My response was to write a computer program to evaluate the present-day value of the future cash flow expected from Sabine. The actual production decline was recorded in successive Sabine annual reports. In addition, the annual reports contained reserve evaluations from the respected firm of DeGolyer and McNaughton. Future production was relatively easy to estimate. In addition, if the sunset clause kicked in and the assets were sold, a standard around the oil industry says that properties sell for roughly three years worth of production.

There were two big uncertainties: How fast does the price of oil and natural gas rise? What discount rate should I use to measure the present-day value of the future cash flow? Discount rates are emotional issues. Investors in risky businesses, like oil, often discount the value of future cash at 15 or 20 percent. The Federal Reserve interest rate is currently 5 percent. The Sierra Club insists that the future value of wilderness areas should not be discounted at all. I used both the oil price increase and the discount rate as axes of a graph, and computed the present-day value of the future cash flow for every point on the graph.

The result was a surprise. If Sabine were under priced, if the current price were less than the present-day value of the future cash flow, I would do better to ride off into the sunset while continuing to hold Sabine. If the resources trust is over priced, I should sell it off right away. For a wide range of price increase rates and discount rates, Sabine seemed overpriced. In a conference with yet another financial firm, I learned that the firm had also done a Sabine evaluation, which also showed it to be over priced. It was a bit of an emotional issue; Sabine was my first love. But, I had to put my money where my mouth is and I sold out my Sabine position.

The same firm had run evaluations of other US and Canadian resources trusts, as well as a different type of evaluation for publicly-traded US oil and natural gas companies. In addition to doing it right, they did a huge amount of work. I have protected the confidentiality of their work, and I ought not to use this university web site to advertise their wares. Further, they are selling an unregistered security and the Securities and Exchange Commission ruling of 1997 restricts their market to individual investors with more than $5 million in total investments. If anyone with more than $5 million in investments wants to send an e-mail to me, I will be happy to forward it to the investment firm. But no cheating, if you have only $4 million invested I'll forward your e-mail address to a Nigerian scam artist.

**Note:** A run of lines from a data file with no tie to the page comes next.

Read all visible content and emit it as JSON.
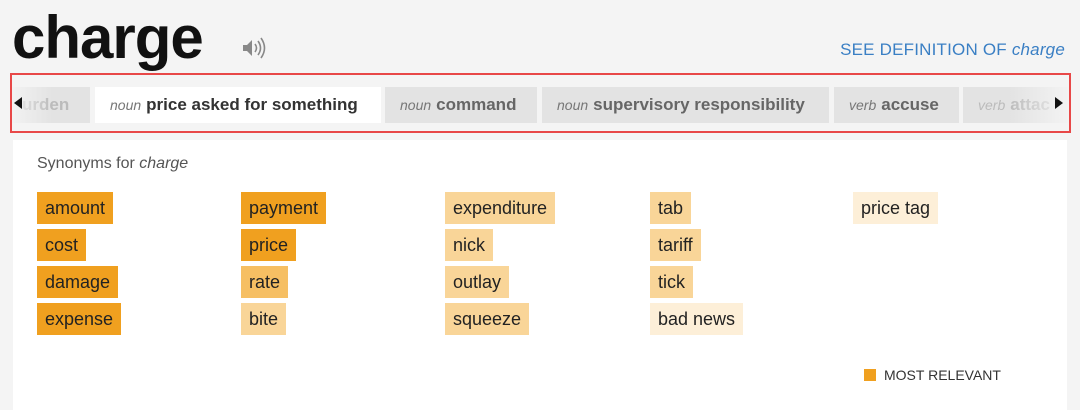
{
  "entry": {
    "word": "charge",
    "see_definition": "SEE DEFINITION OF ",
    "see_definition_word": "charge"
  },
  "tabs": [
    {
      "pos": "",
      "label": "urden"
    },
    {
      "pos": "noun",
      "label": "price asked for something"
    },
    {
      "pos": "noun",
      "label": "command"
    },
    {
      "pos": "noun",
      "label": "supervisory responsibility"
    },
    {
      "pos": "verb",
      "label": "accuse"
    },
    {
      "pos": "verb",
      "label": "attac"
    }
  ],
  "synonyms": {
    "title_prefix": "Synonyms for ",
    "title_word": "charge",
    "columns": [
      [
        "amount",
        "cost",
        "damage",
        "expense"
      ],
      [
        "payment",
        "price",
        "rate",
        "bite"
      ],
      [
        "expenditure",
        "nick",
        "outlay",
        "squeeze"
      ],
      [
        "tab",
        "tariff",
        "tick",
        "bad news"
      ],
      [
        "price tag"
      ]
    ]
  },
  "legend": {
    "label": "MOST RELEVANT"
  },
  "colors": {
    "relevance_1": "#f0a01f",
    "relevance_2": "#f6bf63",
    "relevance_3": "#f9d598",
    "relevance_4": "#fbe4bd",
    "relevance_5": "#fdefd8",
    "link": "#3a7fc4",
    "highlight_border": "#e84848"
  }
}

I've become the least glamorous kind of investor: buy-and-hold. No exotic straddles, no leveraged investments. A year ago, I eagerly read William Poundstone's book Fortune's Formula, in part because Claude Shannon (a founder of information theory) had a prominent role in the book. To my disappointment, Shannon was a stodgy buy-and-hold investor. I was hoping to read about something worthy of a hedge fund.

While I go along happily making a reasonable return on my oil and gas stocks, I have a second worry. If the price of energy goes up, the price of food goes up, and the price of gold goes up, am I simply watching the US dollar shrink? Is the almighty dollar riding off into the sunset? In one sense, my investments are a bank account denominated in barrels of oil instead of in dollars. It makes me nervous. Is the dollar sinking in the western sky?